Confounding & Effect Measure Modification Flashcards
(23 cards)
What is confounding?
The association between the exposure and outcome is distorted due to a mixing of effects between the exposure, outcome, and a third extraneous variable (confounder)
Confounding can lead to incorrect conclusions about the relationship between exposure and outcome.
What are the three a priori criteria to assess whether a third variable is a confounder?
- Associated (non-causally or causally) with the exposure in the population that produced the cases
- A causal risk factor (or surrogate/proxy measure) of the disease in the unexposed cohort
- Not an intermediate factor on the causal pathway between exposure and outcome
These criteria help identify potential confounders in epidemiological studies.
True or False: Confounding can only inflate the measure of association.
False
Confounding can be positive (inflate the measure of association) or negative (bring the measure of association towards the null).
Fill in the blank: Confounding can be _______ or negative.
positive
Positive confounding inflates the measure of association, while negative confounding brings it closer to the null.
What is a confounder?
A third extraneous variable that distorts the association between exposure and outcome
Identifying confounders is crucial for accurate epidemiological analysis.
What are the methods to control or adjust for confounding during the design stage?
Randomization, Restriction, Matching
These methods help to ensure that the groups being compared are similar except for the exposure of interest.
What methods can be used during the analysis stage to control or adjust for confounding?
Stratified analysis, Standardization, Multivariate analyses
These techniques help to account for confounding variables when interpreting the results.
What is the definition of Effect Measure Modification?
When the effect of an exposure on an outcome differs across (or is modified by) values/levels of a third variable (effect modifier)
This indicates that the relationship between exposure and outcome is not uniform across different conditions.
What are some examples of effect modifiers?

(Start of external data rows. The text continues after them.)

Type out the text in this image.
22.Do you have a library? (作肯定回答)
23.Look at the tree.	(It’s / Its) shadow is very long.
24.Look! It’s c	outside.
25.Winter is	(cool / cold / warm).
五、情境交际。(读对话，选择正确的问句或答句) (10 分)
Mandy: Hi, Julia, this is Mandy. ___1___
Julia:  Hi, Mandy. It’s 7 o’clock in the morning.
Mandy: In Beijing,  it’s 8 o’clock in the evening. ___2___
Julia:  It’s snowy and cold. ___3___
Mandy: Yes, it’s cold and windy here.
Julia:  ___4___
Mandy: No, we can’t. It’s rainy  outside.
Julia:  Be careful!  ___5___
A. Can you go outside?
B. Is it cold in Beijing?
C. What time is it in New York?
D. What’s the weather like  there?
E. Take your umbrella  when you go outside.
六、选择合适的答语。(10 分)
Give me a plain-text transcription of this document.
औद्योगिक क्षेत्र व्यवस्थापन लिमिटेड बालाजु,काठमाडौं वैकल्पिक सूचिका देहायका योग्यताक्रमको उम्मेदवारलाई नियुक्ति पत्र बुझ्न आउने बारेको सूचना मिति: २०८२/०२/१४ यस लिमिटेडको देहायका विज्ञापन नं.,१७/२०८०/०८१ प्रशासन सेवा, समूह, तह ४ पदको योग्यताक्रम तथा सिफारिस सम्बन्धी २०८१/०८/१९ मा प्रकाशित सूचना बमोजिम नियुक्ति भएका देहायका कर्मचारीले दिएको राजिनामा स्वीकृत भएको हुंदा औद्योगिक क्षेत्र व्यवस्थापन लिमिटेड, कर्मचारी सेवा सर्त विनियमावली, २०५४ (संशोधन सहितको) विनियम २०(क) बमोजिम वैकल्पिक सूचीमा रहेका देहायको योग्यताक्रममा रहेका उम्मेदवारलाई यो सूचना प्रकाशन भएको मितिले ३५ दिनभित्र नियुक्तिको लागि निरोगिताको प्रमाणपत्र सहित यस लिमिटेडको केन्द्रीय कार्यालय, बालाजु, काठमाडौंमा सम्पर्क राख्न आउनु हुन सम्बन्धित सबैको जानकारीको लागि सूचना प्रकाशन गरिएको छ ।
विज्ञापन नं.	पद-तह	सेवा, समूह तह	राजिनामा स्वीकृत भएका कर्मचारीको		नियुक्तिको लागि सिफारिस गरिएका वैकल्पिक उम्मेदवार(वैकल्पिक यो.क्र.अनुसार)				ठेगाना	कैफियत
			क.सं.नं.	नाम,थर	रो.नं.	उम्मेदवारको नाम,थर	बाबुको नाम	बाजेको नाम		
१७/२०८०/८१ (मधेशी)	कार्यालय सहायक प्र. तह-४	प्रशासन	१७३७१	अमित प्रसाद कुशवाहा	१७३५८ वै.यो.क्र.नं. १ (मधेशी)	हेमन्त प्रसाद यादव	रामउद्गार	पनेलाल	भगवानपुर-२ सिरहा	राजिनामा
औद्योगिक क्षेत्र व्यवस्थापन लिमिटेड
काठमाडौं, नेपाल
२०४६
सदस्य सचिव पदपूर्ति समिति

age, sex/gender, genetic factors, SES, comorbid conditions, environmental exposure
How do you identify effect modification?
Use a stratified analysis or include interaction terms in regression models
If there is confounding, the association is ________ across strata by ________ from crude estimate
similar; differs
In effect modification, the association is ____________ across strata.
Different (also known as heterogenous effect)
What is the first step in identifying confounding or effect modification using the collapsibility method?
Draw a 2 x 2 table
This table is essential for organizing data and calculating associations.
What must be calculated after drawing the 2 x 2 table to determine whether confounding or effect modification is present?
STep 2: Calculate the crude measure of association
This measure provides the initial association before stratification.
What is the next step after calculating the crude measure of association to assess for confounding/effect modification?
Step 3: Break the 2 x 2 table up into stratum-specific 2 x 2 tables
Each table corresponds to a category or level of a third variable.
What is an example of creating stratum-specific tables?
Make 2 tables for males and females or 3 tables for youth, middle-aged, and elderly
This allows for assessing the effect measure modifier.
What should be calculated for each stratum-specific table?
Step 4: Calculate the stratum-specific measures of association
This involves obtaining separate measures for each group.
What is the next step after calculating stratum-specific (step 4) measures?
Step 5: Compare the stratum-specific measures to each other and to the crude measure
This comparison can be visual or statistical.
What indicates that effect modification is present?
If stratum-specific estimates differ from each other
This shows that the effect of the exposure varies by the third variable.
What indicates that confounding is present?
If stratum-specific estimates are the same but differ from the crude estimate
This suggests that a third variable is obscuring the true association.
Note on some challenging cases of determining confounding or effect modification
*Note: these two stratum-specific ORs (ssORs) may not be equal to each other in some cases where confounding is present. A rule of thumb: if ssORs are both greater than, or both less than the crude OR then you would surmise that there is effect measure modification as WELL as confounding. If they are on opposite “sides” of the crude OR, then you know that there is effect modification, but you cannot be sure on confounding.